That is where enterprise controls can be inserted: role-based access, authorization, confirmation, policy checks, or other guardrails before an agent changes state. The core loop may be simple, but the surrounding application can decide when the loop can read, write, ask, stream, or stop.

The coding-agent version turns files, commands, and UI into the agent’s working surface

Luebken then recast the CRM example as a coding-agent example. Instead of only exposing typed tools through pi-agent-core, the coding agent receives a file layout, command instructions, and a runtime.

The AGENTS.md file he showed defined contacts as markdown files in a contacts/ directory with YAML frontmatter for structured fields such as ID, name, status, and score. Interactions were markdown files in an interactions/ directory, named with dates and contact IDs. The file explained that the agent could search contacts with grep -ri "pattern" contacts/ or ls contacts/, then read individual files for details.

Lead scoring was also specified in the file. Company size, annual revenue, industry fit, role authority, and recency each contributed points. Tiers were defined as hot at 80 or above, warm at 50 or above, and cold below 50. After scoring, the agent was told to update the score field in frontmatter using edit. Updating contacts and logging interactions were similarly described as file operations, with confirmation required for edits.

This is “make it easy” in a different form. Rather than requiring the model to infer where business state lives or how to mutate it safely, the product gives the agent a data layout and permitted commands. The coding agent can then use its normal strengths: inspect files, search, edit, and run commands.

Pi’s coding-agent extension API adds another layer. Luebken highlighted session events and UI interaction as the parts he was most interested in. The slide listed session lifecycle hooks and UI methods such as ctx.ui.select(), ctx.ui.setWidget(), and ctx.ui.setFooter(), along with agent-loop, message-streaming, and tool-execution events. For his embedding argument, the important point was that extensions can touch both the agent’s work session and the interface a user sees.

His CRM extension registered a /pipeline command. When invoked, it loaded all contacts, presented a selection UI, let the user pick a contact, then let the user choose an action. The terminal UI could show a list of contacts — for example, Sarah Chen at TechNova, Marcus Johnson at RetailFlow, Lisa Park at HealthBridge, Tom Rivera at PixelCraft Studios, and Anika Patel at FinServ Global — and then a contact-detail view with selectable statuses such as new, contacted, qualified, unqualified, and customer.

This was still a coding-agent UI, not a finished general-purpose application framework. Luebken cautioned that Pi’s current framework is “catered towards the use cases of a coding agent,” and that there is “lots of work” required to make it ready for other application types. But the direction interested him: the same extension mechanism can expose not just backend commands and session lifecycle, but also interactive product surfaces.

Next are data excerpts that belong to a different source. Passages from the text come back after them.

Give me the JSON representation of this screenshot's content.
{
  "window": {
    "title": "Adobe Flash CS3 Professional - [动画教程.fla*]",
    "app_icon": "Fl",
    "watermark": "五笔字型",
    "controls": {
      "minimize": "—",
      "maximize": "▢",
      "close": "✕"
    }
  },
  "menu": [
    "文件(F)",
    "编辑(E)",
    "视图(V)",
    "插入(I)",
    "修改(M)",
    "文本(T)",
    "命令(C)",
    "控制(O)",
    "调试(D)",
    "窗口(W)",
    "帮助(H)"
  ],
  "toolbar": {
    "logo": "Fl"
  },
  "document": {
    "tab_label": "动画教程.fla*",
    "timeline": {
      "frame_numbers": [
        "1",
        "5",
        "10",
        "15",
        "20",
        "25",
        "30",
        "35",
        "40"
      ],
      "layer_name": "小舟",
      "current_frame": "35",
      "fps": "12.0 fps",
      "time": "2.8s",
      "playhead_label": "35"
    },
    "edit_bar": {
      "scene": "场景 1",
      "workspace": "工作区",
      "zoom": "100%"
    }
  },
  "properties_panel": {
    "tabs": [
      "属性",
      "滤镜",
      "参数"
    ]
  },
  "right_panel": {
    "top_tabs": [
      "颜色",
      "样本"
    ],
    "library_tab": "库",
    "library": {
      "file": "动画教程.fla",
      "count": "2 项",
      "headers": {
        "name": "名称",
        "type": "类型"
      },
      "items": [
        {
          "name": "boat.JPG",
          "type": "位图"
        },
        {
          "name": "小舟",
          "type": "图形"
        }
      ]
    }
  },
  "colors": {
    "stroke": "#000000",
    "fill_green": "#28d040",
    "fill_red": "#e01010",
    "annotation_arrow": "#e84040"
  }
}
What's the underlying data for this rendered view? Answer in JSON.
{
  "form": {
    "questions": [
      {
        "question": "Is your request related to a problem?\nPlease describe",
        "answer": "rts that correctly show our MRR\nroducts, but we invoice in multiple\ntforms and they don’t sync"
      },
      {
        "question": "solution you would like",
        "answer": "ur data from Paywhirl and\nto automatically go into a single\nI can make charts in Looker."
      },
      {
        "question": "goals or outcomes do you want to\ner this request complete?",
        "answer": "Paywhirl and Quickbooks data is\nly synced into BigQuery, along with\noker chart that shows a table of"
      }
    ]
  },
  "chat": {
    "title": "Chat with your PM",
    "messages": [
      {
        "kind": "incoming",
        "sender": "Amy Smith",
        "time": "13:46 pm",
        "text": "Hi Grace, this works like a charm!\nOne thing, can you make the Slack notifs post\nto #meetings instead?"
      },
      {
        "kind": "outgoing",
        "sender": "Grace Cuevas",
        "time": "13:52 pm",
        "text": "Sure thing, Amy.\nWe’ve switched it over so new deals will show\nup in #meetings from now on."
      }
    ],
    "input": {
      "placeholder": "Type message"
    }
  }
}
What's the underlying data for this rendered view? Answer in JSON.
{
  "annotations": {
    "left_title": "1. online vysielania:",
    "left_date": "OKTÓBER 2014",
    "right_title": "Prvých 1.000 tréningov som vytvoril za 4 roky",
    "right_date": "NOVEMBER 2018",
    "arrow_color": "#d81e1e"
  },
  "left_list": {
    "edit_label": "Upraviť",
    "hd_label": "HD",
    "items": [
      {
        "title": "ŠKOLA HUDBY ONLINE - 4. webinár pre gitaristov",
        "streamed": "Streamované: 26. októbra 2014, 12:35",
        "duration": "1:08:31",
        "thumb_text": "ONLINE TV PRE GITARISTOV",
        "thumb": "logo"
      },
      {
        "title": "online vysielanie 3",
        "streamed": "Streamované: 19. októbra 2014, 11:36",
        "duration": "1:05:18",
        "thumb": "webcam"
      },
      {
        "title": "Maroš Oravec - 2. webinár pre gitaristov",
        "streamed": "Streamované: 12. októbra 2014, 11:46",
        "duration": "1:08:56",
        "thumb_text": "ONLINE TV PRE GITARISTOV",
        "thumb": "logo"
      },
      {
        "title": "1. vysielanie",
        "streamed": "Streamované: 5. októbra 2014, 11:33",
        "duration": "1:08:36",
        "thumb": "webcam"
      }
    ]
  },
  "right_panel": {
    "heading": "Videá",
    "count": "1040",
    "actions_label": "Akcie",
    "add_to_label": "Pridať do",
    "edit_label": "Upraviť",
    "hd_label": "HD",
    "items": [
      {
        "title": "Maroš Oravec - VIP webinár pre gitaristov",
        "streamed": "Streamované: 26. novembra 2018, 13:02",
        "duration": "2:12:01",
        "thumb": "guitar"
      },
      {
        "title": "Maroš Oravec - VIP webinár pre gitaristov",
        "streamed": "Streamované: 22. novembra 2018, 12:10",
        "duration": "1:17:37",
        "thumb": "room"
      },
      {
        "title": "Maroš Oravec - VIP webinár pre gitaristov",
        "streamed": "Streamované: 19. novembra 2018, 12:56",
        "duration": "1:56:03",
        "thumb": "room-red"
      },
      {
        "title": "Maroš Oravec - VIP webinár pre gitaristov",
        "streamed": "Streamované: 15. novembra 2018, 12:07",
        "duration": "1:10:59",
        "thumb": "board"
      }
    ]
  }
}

The web UI portion remained provisional. Luebken first said that moving the terminal interaction to the web was “currently not possible.” He then showed a web UI he had asked Pi to build: a localhost “pi web coding agent” with /pipeline autocomplete and a modal-style “Select a contact” interface using the same command and selection pattern. He noted that refactoring was underway to make this cleaner and more accessible. The tension is part of the point: the framework was not yet presented as web-ready, but the same agent machinery could already be pushed toward a web surface through experimentation.

OpenClaw uses Pi’s core mechanics, but adds platform hooks for a different operating model

Luebken described OpenClaw’s use of Pi as “a special setup.” Pi in OpenClaw is not a single agent in a single coding session. It operates in a multi-channel, multi-agent environment with multiple threads and agents.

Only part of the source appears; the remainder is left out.